ナレーションを極める14 産後復帰 思いは招く
ナレーターの熊崎友香です。テレビ東京のWBSや、NHKアジアインサイトなどでナレーションを担当しながら、3歳と5歳の子供を育てています。
6年前、念願のレギュラーのお仕事をしていた私は、妊娠しました。高齢出産でした。番組にご報告する前に、こんな声が聞こえてきました。
「ナレーションのレギューラーを持っていて、妊娠して産休に入り、復帰するなんて前代未聞。聞いたことがない」
「妊娠おめでとう。番組はいつ卒業するの?」
たった6年前のことです。
しかも、私のことを、とても大切にしてくださっている方々の声です。
それくらい、まだまだ妊娠=卒業が当たり前でした。
しかし、逆にこんな声も聞きました。
「一年休むと言われたら、次の人を探すけど、3ヶ月だけ休んで必ず復帰するので待っていただけませんか。と言われれば、上司の立場なら、待ってみようと思う」と。
実は、この発言をしたのは夫です。夫は、アメリカで働いていた経験があり、産後、女性が復帰するのが当然だったそうで、こう話してくれました。
また、大手航空会社の管理職として働いていた女性がこんな話をしてくれました。
「10年以上前から、部下から妊娠の報告があったら”間髪入れず、おめでとう”と言わなければ、コンプライアンス違反として、通報される」と。
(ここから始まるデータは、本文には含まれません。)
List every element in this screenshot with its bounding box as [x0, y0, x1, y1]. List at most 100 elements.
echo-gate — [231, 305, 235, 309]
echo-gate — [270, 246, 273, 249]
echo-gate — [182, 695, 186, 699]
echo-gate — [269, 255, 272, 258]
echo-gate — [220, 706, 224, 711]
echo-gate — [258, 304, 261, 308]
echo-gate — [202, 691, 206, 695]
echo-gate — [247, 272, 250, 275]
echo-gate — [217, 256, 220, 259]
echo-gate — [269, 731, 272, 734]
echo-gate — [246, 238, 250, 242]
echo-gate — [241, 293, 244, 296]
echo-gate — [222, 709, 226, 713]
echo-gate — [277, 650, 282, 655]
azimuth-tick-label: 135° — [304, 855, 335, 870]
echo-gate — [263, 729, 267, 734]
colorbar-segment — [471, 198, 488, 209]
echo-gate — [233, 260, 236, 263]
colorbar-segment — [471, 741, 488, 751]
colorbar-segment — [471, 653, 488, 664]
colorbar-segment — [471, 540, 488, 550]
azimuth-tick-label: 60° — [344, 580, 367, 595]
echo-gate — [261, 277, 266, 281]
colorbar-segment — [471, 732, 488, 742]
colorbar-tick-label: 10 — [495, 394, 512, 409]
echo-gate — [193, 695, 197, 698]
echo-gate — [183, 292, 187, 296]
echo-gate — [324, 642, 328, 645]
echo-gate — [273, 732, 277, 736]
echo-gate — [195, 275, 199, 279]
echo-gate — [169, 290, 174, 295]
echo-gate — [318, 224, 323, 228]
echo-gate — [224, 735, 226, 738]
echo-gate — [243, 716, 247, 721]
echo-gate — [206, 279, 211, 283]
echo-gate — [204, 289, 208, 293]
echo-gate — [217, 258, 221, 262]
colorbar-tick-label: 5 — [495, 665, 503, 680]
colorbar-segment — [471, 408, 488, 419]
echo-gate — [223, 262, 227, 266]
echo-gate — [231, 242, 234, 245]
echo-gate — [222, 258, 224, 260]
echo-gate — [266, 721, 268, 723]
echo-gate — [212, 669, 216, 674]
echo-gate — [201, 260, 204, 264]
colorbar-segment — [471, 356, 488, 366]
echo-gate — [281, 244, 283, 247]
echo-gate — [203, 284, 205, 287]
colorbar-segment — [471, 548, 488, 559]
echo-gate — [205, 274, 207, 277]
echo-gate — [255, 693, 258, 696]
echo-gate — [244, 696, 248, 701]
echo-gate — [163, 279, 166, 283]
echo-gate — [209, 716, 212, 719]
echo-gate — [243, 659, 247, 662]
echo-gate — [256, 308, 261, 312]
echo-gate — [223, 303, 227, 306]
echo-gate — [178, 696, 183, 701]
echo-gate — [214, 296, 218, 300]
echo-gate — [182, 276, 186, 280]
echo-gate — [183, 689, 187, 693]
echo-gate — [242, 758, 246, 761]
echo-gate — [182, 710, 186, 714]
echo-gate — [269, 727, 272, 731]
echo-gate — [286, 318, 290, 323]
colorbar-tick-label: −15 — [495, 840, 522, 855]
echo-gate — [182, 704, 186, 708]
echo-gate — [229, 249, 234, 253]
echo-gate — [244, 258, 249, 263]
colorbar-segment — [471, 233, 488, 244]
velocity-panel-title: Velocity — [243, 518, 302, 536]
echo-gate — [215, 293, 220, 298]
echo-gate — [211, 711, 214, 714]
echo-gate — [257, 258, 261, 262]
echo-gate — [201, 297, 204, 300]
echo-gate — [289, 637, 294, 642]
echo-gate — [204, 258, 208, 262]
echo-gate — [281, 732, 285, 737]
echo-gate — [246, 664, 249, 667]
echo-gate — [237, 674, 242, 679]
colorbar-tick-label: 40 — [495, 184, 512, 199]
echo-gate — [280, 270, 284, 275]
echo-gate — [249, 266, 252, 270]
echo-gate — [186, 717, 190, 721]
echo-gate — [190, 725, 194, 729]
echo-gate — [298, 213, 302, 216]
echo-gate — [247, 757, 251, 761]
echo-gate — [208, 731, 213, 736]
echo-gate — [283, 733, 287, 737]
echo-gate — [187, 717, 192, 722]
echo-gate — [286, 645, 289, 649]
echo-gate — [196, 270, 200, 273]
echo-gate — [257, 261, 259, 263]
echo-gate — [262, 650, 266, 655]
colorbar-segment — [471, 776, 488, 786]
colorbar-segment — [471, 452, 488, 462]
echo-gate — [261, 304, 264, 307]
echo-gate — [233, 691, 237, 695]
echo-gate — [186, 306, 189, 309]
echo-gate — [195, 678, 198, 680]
業界によって大分差があるのかなと思いました。正社員と、フリーランスでも大きく違うのかもしれません。
他にも、産後の女性の働き方を特集した「ガイアの夜明け」を観たり、「私たちは産後働く女性を応援します」と書かれたテレビ東京の(社員向け)採用ホームページを熟読し「復帰したい」私は、復帰に繋がる情報をたくさん集め、「きっと復帰できる」と信じることに決めたのです。
そして、マネージャーさんと一緒に、番組にお伝えしました。
WBSは、さすがです。復帰の約束をしてくださいました。懐が深い!大好きな番組にレギューラーで参加でき、さらに妊娠後も変わらず働いている。とても幸運です。
私が何かしたわけではありません。WBSの皆さんが寛大なのです。私がしたことは、ただあきらめなかっただけです。
私が知る限り、当時、地上波のレギュラーで妊娠後そのまま復帰できた例は、初めてと言ってもいいくらい、珍しいことでした。(今は、他にも何人も出産後復帰されている方がいます。最高です!)手前味噌ですが、今回は言わせてください。なんて素敵な番組なんでしょうか!!WBSの皆様、テレビ東京の皆さんに心から感謝しています。(そして事務所の皆さまにも家族にも)
産後、「小さい子供を置いて仕事に出るなんてかわいそうだ」そんな声も聞かれました。子どもが好きで、ずっと家にいるのが好きな人もいるでしょう。でも私のように、仕事が好きで、仕事に全てを捧げてきたようなタイプで、出産しても、やはり仕事が好きなタイプというのもいるようです。こんなタイプは、仕事があるから育児を頑張れます。育児だけして家にこもっていた産後二ヶ月。思えば、うつのような状態でした。コロナで数ヶ月、家にいた皆さん、どうでしたか?全然平気。という方もいれば、耐えられない!という方もいるでしょう。私は後者のタイプなのだと思います。
時間や体力を育児に奪われ、ナレーション研鑽の時間が持てないことに焦ったり、他の人と比べて落ち込んだりもしました。しかし、今は、初めてだらけの育児の経験が、自分を成長させ、仕事や番組にも貢献できる財産になると信じています。
ありがたいことに、最近、出産と仕事の狭間で悩んでいる、という方から、よくメッセージをいただきます。誰にも言えず、悶々と悩んでいると。そんな方へご紹介したい動画があります。この妊娠発覚騒動の当時、よく見ていた動画です。
「思いは招く」
北海道で宇宙開発をしている植松努さんの20分のスピーチです。出産のお話ではありません。宇宙開発のお話です。有名な動画なので、ご存知の方もいらっしゃるかもしれません。何度も、何度も見て、励まされました。素晴らしい動画なので、もし今、何か悩んでいることがある方、いえ、悩んでいない方も、ぜひご覧ください。私がよく拝見しているユーチューブ「マコなり社長」も絶賛し、社員全員に必ず観てもらっているという動画です。20分ほどですが、ラジオがわりにも聞けると思います。
この世から「どうせ無理」がなくなることを願って。